Поскольку ему было скучно, а Урсулу взять с собой в Ле-Ман было невозможно, Джон отправил Дюрана в город на поиски подходящей шлюхи, а потом устроился в кровати с кувшином вина. Но вскоре его неожиданно позвали к брату.
Ричарда он нашел в соларе дворца в обществе Уилла Маршала и Андре де Шовиньи. Они обменивались воспоминаниями об осаде Ле-Мана, смеясь, словно не сражались тогда на разных сторонах. Джон уже знал, что Уилл сбил с коня Ричарда, когда тот бросился в погоню за Генрихом, вынужденным бежать из города, в который ворвались французы. Эта история получила известность, и Уилл был уверен, что погубил себя, публично унизив человека, вовсе не славившегося великодушием. Но к его изумлению, ему была возвращена королевская милость, и он получил в невесты Изабеллу де Клари. Джон не знал, что в тот день Уилл еще и чуть было не взял в плен Андре. Тому удалось вырваться от Уилла, но он сломал руку, и Ричард поддразнивал его, напоминая о похожем инциденте в Святой земле, когда Андре пострадал от смертельно раненного им сарацина. Джон слушал их с застывшей улыбкой – он не понимал, с чего этим людям так нравится вспоминать о том, как их чуть не убили. В этом отношении он больше, чем Ричард, походил на отца. Генриху никогда не нравились войны, и хотя, если доходило до драки, он сражался умело, но в отличие от Ричарда, никогда не упивался этим.

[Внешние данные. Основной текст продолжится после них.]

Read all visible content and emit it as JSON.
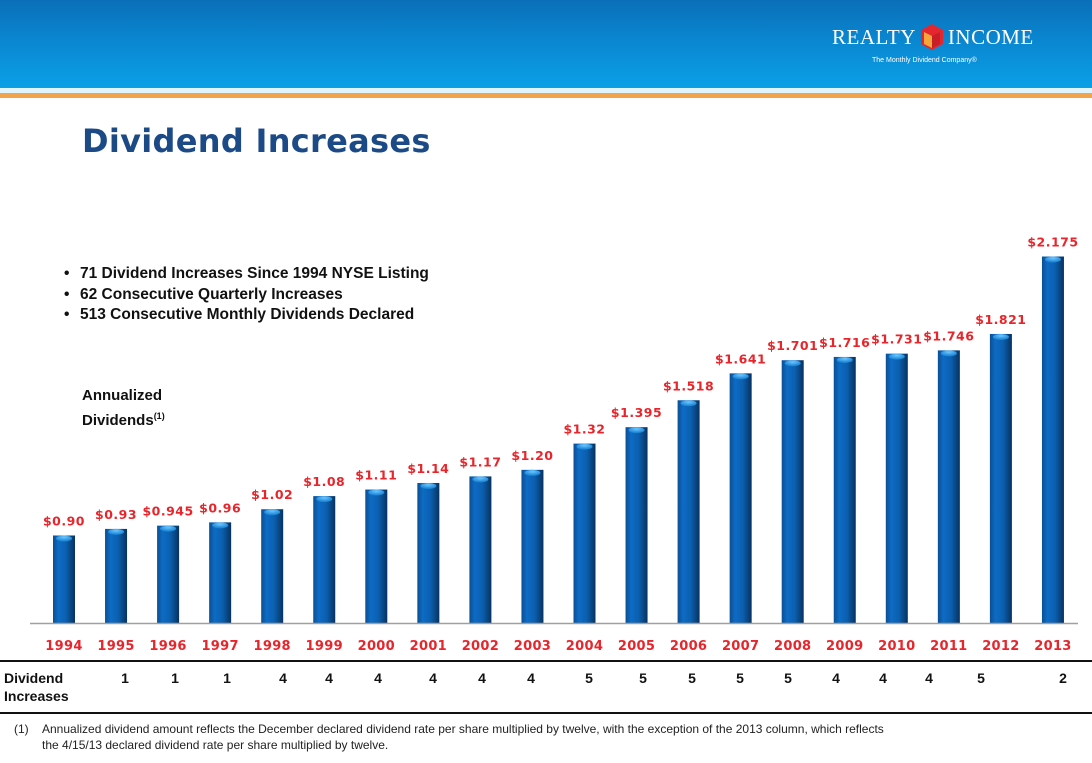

Джон беспокойно ерзал на месте, гадая, вернулся ли уже Дюран с его шлюхой, когда Ричард наконец обратился к нему.
– У меня есть для тебя хорошая новость, Джонни. Я намерен вернуть тебе утраченные владения.
Джон выпрямился, с изумлением и радостью глядя на брата:
– Благодарю тебя, Ричард!
– Твои земли, но не твои замки. Они остаются в моих руках.
Разочарование было огромным, потому как замки олицетворяли силу, но Джон понимал, что лучше его не показывать, и еще раз бурно поблагодарил брата. Андре и Уилл уже пытались оспаривать решение Ричарда, говоря, что захват Джоном Эвре был бесчестным, а в схватке за замок Водрей он выказал себя трусом. Они не могли понять, почему Ричард так снисходителен к Джону, хотя полагали, что тут сыграла роль королева-мать. Обменявшись взглядами, они пришли к молчаливому согласию в том, что ни в личных, ни в политических вопросах чужакам никогда до конца не понять поведения этой анжуйской семьи, мстительной и великодушной, и всегда действующей в династических интересах.